We often get asked, “Will your solution make us GDPR compliant?” This is a little like asking whether being Mary Berry’s grand-daughter means you can produce a great Victoria sponge; it would certainly help but there is a lot more to it than that.
There is no solution that will make you GDPR compliant; compliance may only be reached if the behaviour, processes and solutions within an organisation meet or exceed those required to uphold an acceptable level of data security and privacy, as defined within the Regulation. Your compliance is only as strong as the weakest link.
Data Privacy and protection is a fundamental core function that should be part of your daily routines from the ground floor up. There is no point implementing a solution to handle part of your compliance without also addressing the processes in place and behaviour of staff when handling data.
Some feel that a simple change of Privacy Policy on their company website should do the trick. Changing your Privacy Policy alone, does not make you compliant!
- Can you deliver all the points mentioned in the Policy?
- Do you keep records of Data Subject requests to exercise their rights?

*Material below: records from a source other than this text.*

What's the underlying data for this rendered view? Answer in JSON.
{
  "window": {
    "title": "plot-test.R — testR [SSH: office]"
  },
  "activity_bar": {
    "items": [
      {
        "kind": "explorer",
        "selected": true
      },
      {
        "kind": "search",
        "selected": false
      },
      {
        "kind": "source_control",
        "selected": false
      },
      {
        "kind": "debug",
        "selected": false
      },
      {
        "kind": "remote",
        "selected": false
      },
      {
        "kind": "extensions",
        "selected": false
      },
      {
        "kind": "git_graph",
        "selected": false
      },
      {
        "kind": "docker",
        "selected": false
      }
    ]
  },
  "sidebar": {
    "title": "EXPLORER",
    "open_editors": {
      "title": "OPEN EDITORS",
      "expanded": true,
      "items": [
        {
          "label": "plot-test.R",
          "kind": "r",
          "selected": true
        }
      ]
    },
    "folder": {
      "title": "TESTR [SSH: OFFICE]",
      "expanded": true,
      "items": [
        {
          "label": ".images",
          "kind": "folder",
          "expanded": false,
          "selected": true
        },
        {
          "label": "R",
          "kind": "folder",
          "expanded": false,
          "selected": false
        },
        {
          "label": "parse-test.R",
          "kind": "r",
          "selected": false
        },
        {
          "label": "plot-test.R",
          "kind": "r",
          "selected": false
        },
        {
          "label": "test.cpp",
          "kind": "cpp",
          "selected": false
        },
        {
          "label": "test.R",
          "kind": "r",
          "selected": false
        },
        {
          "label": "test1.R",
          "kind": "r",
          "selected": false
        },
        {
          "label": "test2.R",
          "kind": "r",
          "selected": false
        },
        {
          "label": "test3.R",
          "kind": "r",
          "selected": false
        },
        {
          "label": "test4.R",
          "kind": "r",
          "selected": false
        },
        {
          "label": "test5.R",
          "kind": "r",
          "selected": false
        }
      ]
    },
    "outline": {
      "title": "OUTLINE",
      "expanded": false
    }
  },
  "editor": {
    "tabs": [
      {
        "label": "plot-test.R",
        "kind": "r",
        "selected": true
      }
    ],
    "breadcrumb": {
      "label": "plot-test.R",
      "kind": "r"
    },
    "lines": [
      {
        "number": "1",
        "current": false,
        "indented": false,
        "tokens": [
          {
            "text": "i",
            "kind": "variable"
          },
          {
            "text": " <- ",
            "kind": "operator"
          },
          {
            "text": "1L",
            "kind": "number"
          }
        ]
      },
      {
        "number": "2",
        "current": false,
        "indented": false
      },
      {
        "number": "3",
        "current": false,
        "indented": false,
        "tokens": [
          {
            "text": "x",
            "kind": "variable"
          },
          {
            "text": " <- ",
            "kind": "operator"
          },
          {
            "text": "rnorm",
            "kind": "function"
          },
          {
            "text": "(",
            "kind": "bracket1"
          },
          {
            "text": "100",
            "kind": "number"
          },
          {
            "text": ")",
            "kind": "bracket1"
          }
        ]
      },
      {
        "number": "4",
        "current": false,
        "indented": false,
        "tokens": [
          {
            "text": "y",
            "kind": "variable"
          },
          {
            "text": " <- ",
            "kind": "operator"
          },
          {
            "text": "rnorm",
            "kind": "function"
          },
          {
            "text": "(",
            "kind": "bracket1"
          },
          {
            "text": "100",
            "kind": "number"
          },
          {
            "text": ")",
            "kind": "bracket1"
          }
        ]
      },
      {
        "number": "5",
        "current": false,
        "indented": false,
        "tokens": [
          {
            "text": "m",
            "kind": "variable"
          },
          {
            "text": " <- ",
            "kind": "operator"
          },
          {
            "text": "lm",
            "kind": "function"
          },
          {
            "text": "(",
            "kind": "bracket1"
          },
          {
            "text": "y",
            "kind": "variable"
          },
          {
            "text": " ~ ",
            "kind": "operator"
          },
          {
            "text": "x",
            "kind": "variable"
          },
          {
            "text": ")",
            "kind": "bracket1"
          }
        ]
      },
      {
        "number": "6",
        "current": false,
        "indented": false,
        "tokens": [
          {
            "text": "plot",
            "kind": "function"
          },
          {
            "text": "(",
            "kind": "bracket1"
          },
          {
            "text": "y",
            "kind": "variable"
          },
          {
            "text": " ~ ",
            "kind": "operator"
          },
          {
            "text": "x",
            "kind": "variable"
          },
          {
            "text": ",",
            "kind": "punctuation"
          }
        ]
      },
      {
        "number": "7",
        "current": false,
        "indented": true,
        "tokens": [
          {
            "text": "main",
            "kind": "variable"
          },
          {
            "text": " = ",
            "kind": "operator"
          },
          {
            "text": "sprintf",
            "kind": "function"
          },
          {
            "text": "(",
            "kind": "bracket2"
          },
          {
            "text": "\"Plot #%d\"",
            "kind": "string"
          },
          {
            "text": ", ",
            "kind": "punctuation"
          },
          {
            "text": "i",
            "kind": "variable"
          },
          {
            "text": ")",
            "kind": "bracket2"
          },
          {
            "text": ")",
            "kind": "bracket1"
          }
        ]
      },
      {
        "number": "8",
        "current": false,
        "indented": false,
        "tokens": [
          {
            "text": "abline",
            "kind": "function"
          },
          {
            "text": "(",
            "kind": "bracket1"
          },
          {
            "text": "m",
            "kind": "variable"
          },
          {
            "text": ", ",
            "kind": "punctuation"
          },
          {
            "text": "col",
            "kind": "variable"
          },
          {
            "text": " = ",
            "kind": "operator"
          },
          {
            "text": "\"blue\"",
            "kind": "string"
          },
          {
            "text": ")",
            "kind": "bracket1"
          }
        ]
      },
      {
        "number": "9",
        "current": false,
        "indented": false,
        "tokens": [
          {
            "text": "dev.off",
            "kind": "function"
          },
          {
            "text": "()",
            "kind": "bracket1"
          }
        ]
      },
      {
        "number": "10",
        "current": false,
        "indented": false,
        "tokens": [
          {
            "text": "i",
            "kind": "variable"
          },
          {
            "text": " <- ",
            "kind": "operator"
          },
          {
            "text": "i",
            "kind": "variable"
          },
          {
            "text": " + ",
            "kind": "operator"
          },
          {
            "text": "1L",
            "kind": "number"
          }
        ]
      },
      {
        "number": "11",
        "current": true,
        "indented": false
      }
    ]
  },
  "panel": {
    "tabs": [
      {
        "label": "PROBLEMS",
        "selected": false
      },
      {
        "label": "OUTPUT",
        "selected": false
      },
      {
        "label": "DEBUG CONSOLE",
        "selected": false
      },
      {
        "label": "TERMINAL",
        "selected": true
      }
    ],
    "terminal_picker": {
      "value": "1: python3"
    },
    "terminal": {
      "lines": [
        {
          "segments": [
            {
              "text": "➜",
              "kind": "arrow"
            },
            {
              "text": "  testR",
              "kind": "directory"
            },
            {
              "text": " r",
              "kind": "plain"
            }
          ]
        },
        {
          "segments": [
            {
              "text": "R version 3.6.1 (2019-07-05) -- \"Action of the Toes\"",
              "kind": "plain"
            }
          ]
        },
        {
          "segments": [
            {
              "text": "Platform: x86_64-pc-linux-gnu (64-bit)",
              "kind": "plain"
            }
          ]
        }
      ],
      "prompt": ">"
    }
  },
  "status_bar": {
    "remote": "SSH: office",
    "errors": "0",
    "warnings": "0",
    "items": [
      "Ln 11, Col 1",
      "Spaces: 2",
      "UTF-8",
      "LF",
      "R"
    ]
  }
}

- Do you know where your data is stored?
- If you are using third party data processors, do you know where their role ends and yours begins?

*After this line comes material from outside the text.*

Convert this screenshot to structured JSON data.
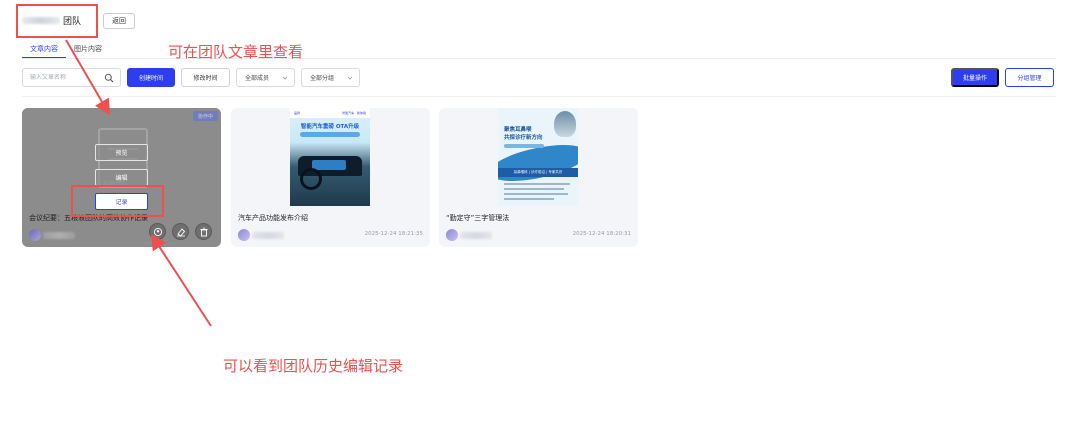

- Do you have an effective complaints policy, procedure and process?
- Are there processes in place, for all staff, that help them recognise and act on:
- A data breach or potential data breach?
- Subject Access Request?
- Request for deletion?
- Challenge under legal basis for processing or holding data?
- A request to restrict processing?
- A request to transfer their data to another provider?

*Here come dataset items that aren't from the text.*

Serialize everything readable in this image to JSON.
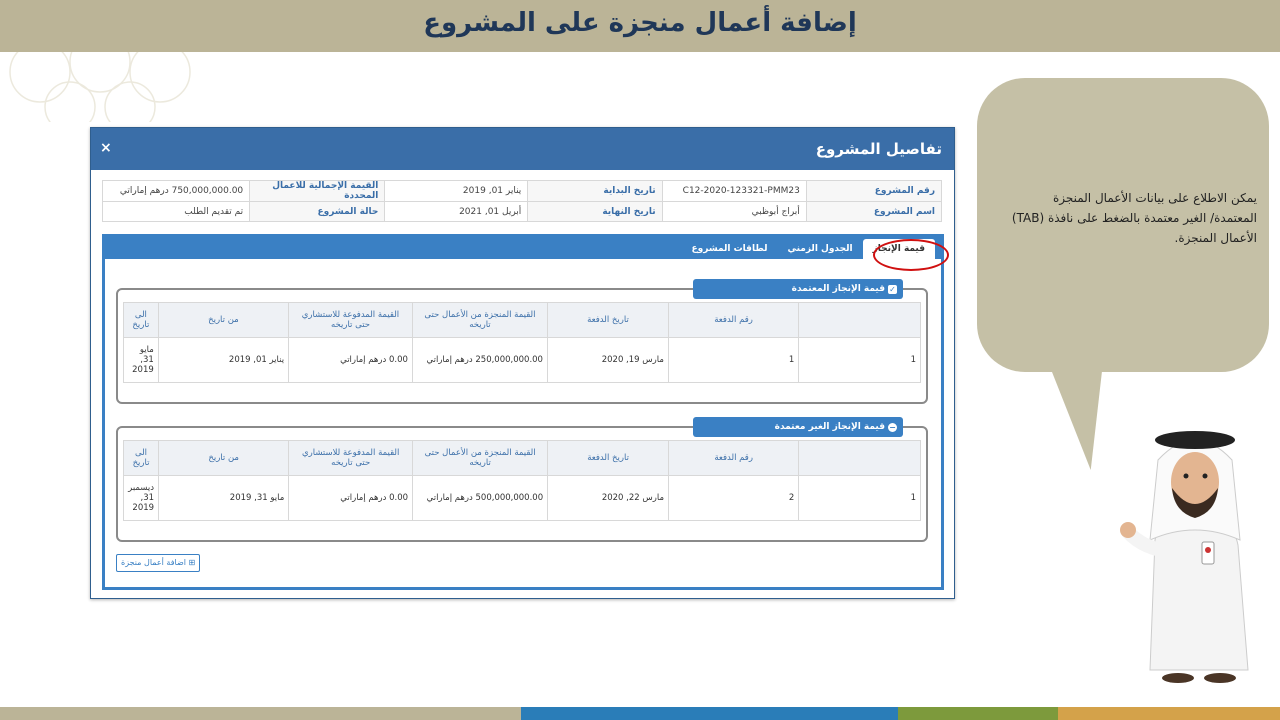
{
  "slide": {
    "title": "إضافة أعمال منجزة على المشروع",
    "explanation": "يمكن الاطلاع على بيانات الأعمال المنجزة المعتمدة/ الغير معتمدة بالضغط على نافذة (TAB) الأعمال المنجزة."
  },
  "window": {
    "title": "تفاصيل المشروع",
    "close_icon": "×"
  },
  "info": {
    "project_number_label": "رقم المشروع",
    "project_number": "C12-2020-123321-PMM23",
    "start_date_label": "تاريخ البداية",
    "start_date": "يناير 01, 2019",
    "total_value_label": "القيمة الإجمالية للاعمال المحددة",
    "total_value": "750,000,000.00 درهم إماراتي",
    "project_name_label": "اسم المشروع",
    "project_name": "أبراج أبوظبي",
    "end_date_label": "تاريخ النهاية",
    "end_date": "أبريل 01, 2021",
    "status_label": "حالة المشروع",
    "status": "تم تقديم الطلب"
  },
  "tabs": {
    "achievement_value": "قيمة الإنجاز",
    "schedule": "الجدول الزمني",
    "project_cards": "لطاقات المشروع"
  },
  "approved": {
    "title": "قيمة الإنجاز المعتمدة",
    "headers": [
      "",
      "رقم الدفعة",
      "تاريخ الدفعة",
      "القيمة المنجزة من الأعمال حتى تاريخه",
      "القيمة المدفوعة للاستشاري حتى تاريخه",
      "من تاريخ",
      "الى تاريخ"
    ],
    "row": [
      "1",
      "1",
      "مارس 19, 2020",
      "250,000,000.00 درهم إماراتي",
      "0.00 درهم إماراتي",
      "يناير 01, 2019",
      "مايو 31, 2019"
    ]
  },
  "unapproved": {
    "title": "قيمة الإنجاز الغير معتمدة",
    "headers": [
      "",
      "رقم الدفعة",
      "تاريخ الدفعة",
      "القيمة المنجزة من الأعمال حتى تاريخه",
      "القيمة المدفوعة للاستشاري حتى تاريخه",
      "من تاريخ",
      "الى تاريخ"
    ],
    "row": [
      "1",
      "2",
      "مارس 22, 2020",
      "500,000,000.00 درهم إماراتي",
      "0.00 درهم إماراتي",
      "مايو 31, 2019",
      "ديسمبر 31, 2019"
    ]
  },
  "add_button": "اضافة أعمال منجزة",
  "colors": {
    "header_bar": "#bbb497",
    "title_text": "#1f3758",
    "window_header": "#3a6ea8",
    "tab_bar": "#3a80c4",
    "highlight": "#d01010",
    "bubble": "#c5c0a6",
    "bottom_bar": [
      "#bbb497",
      "#2a7db8",
      "#7d9a3c",
      "#d4a24a"
    ]
  }
}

- Any other action or complaint they may receive?
GDPR and the new Data Protection Act, do not stop after introduction; they are ongoing business processes that should develop, adapt and improve over time.
In answer to the original question, if you are looking to underpin your drive for compliance, our solutions will certainly help; they tick the box for “appropriate technical measures” and can be used to deliver sensitive, private documents using secure, encrypted methods. However, the regulation also has a second part to that clause – “organisational measures”, and these, my friends, are down to you.